Madrid inicia el registro de objetores del aborto por mandato judicial pese al rechazo de Ayuso: 30 días a consulta
La Comunidad de Madrid inicia el proceso para crear el registro de médicos objetores del aborto tras la orden del TSJM, una medida que el Gobierno de Isabel Díaz Ayuso ha rechazado por motivos morales pero que se ve obligado a tramitar.

La presidenta de la Comunidad de Madrid, Isabel Díaz Ayuso, visita el nuevo Centro de Salud Mental Infanto-Juvenil del Hospital público Universitario José Germain.
No era su intención, pero la Justicia ha acabado marcando el camino. La Comunidad de Madrid ha publicado este miércoles en el Portal de Transparencia el proyecto de orden para crear el registro de médicos objetores del aborto, dando así inicio a su tramitación administrativa.
El movimiento no responde a un cambio de criterio del Ejecutivo regional, sino al cumplimiento del auto del Tribunal Superior de Justicia de Madrid (TSJM), que obligó al Gobierno de Isabel Díaz Ayuso a iniciar “de inmediato” este proceso tras estimar las medidas cautelares solicitadas por el Ministerio de Sanidad.
Con la publicación del proyecto se abre ahora un periodo de consulta pública de 30 días hábiles. Durante este plazo, los ciudadanos podrán presentar sus aportaciones a través del Portal de Participación de la Comunidad de Madrid o mediante los canales recogidos en la Ley de Procedimiento Administrativo Común, dirigiéndose a la Dirección General de Inspección y Ordenación Sanitaria.
El origen de este trámite se remonta al pasado 9 de marzo, cuando la Sección Octava de la Sala de lo Contencioso-Administrativo del TSJM ordenó al Ejecutivo autonómico iniciar los trabajos para la creación del registro. El tribunal actuó después de que el Gobierno regional se negara a aplicar este aspecto de la ley del aborto.

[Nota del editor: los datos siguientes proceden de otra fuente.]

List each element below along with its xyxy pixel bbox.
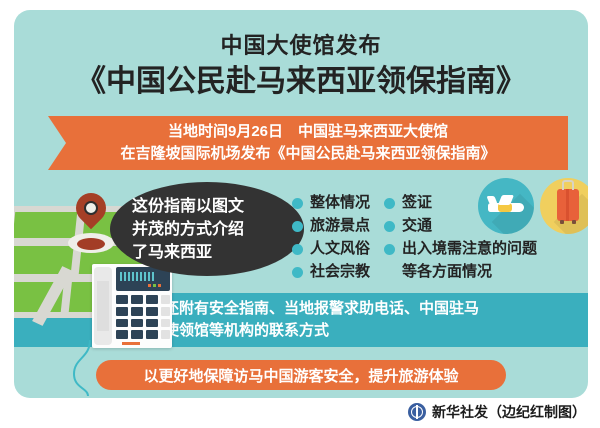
bullet-dot-icon: [292, 267, 303, 278]
list-item-label: 人文风俗: [310, 239, 370, 259]
phone-handset-icon: [94, 267, 112, 345]
list-item-label: 等各方面情况: [402, 262, 492, 282]
ribbon-line-2: 在吉隆坡国际机场发布《中国公民赴马来西亚领保指南》: [120, 143, 495, 165]
suitcase-glyph: [557, 189, 579, 221]
list-item-label: 整体情况: [310, 193, 370, 213]
speech-bubble-text: 这份指南以图文 并茂的方式介绍 了马来西亚: [132, 195, 282, 264]
phone-side-keys: [161, 295, 170, 339]
headline-line-2: 《中国公民赴马来西亚领保指南》: [14, 62, 588, 102]
list-item: 社会宗教: [292, 262, 370, 282]
airplane-glyph: [486, 195, 526, 217]
map-pin-icon: [68, 193, 114, 255]
suitcase-wheel: [560, 220, 564, 224]
phone-accent-bar: [122, 342, 140, 345]
bullet-dot-icon: [292, 198, 303, 209]
phone-indicator-lights: [148, 284, 161, 287]
bubble-line-3: 了马来西亚: [132, 241, 282, 264]
infographic-card: 中国大使馆发布 《中国公民赴马来西亚领保指南》 当地时间9月26日 中国驻马来西…: [14, 10, 588, 398]
bullet-dot-icon: [384, 244, 395, 255]
footer-credit: 新华社发（边纪红制图）: [0, 402, 600, 422]
bullet-dot-icon: [384, 198, 395, 209]
list-item: 等各方面情况: [384, 262, 537, 282]
credit-text: 新华社发（边纪红制图）: [432, 402, 586, 422]
topic-column-left: 整体情况 旅游景点 人文风俗 社会宗教: [292, 193, 370, 282]
list-item-label: 交通: [402, 216, 432, 236]
list-item-label: 社会宗教: [310, 262, 370, 282]
attachment-line-1: 还附有安全指南、当地报警求助电话、中国驻马: [164, 298, 479, 320]
list-item-label: 出入境需注意的问题: [402, 239, 537, 259]
summary-pill: 以更好地保障访马中国游客安全，提升旅游体验: [96, 360, 506, 390]
phone-keypad: [116, 295, 158, 339]
ribbon-line-1: 当地时间9月26日 中国驻马来西亚大使馆: [168, 121, 448, 143]
list-item: 人文风俗: [292, 239, 370, 259]
list-item-label: 旅游景点: [310, 216, 370, 236]
bullet-dot-icon: [384, 221, 395, 232]
list-item: 旅游景点: [292, 216, 370, 236]
desk-phone-illustration: [92, 264, 172, 348]
list-item-label: 签证: [402, 193, 432, 213]
attachment-line-2: 使领馆等机构的联系方式: [164, 320, 479, 342]
bubble-line-2: 并茂的方式介绍: [132, 218, 282, 241]
airplane-icon: [478, 178, 534, 234]
attachment-band-text: 还附有安全指南、当地报警求助电话、中国驻马 使领馆等机构的联系方式: [164, 298, 479, 342]
list-item: 整体情况: [292, 193, 370, 213]
bullet-dot-icon: [292, 221, 303, 232]
summary-pill-text: 以更好地保障访马中国游客安全，提升旅游体验: [143, 365, 458, 386]
bubble-line-1: 这份指南以图文: [132, 195, 282, 218]
phone-lcd-bars: [120, 272, 154, 281]
map-pin-drop: [70, 187, 112, 229]
announcement-ribbon: 当地时间9月26日 中国驻马来西亚大使馆 在吉隆坡国际机场发布《中国公民赴马来西…: [48, 116, 568, 170]
map-pin-base: [77, 238, 105, 250]
suitcase-stripe: [566, 189, 569, 221]
page-title: 中国大使馆发布 《中国公民赴马来西亚领保指南》: [14, 32, 588, 102]
headline-line-1: 中国大使馆发布: [14, 32, 588, 60]
bullet-dot-icon: [292, 244, 303, 255]
suitcase-wheel: [572, 220, 576, 224]
speech-bubble: 这份指南以图文 并茂的方式介绍 了马来西亚: [110, 182, 304, 276]
list-item: 出入境需注意的问题: [384, 239, 537, 259]
suitcase-icon: [540, 178, 588, 234]
xinhua-logo: [408, 403, 426, 421]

Desde el entorno de Ayuso siempre se ha defendido que este registro plantea objeciones de carácter ético, al considerar que puede suponer una forma de señalamiento de los profesionales sanitarios. Sin embargo, el auto judicial es claro: aunque no obliga a una implantación inmediata, sí exige poner en marcha todos los trámites necesarios para su elaboración e implantación conforme a la normativa vigente.
De este modo, el Gobierno madrileño cumple con la resolución judicial sin renunciar a su postura crítica. El proceso apenas comienza ahora y será en los próximos meses cuando se concrete el alcance definitivo de un registro que sigue generando debate tanto político como sanitario.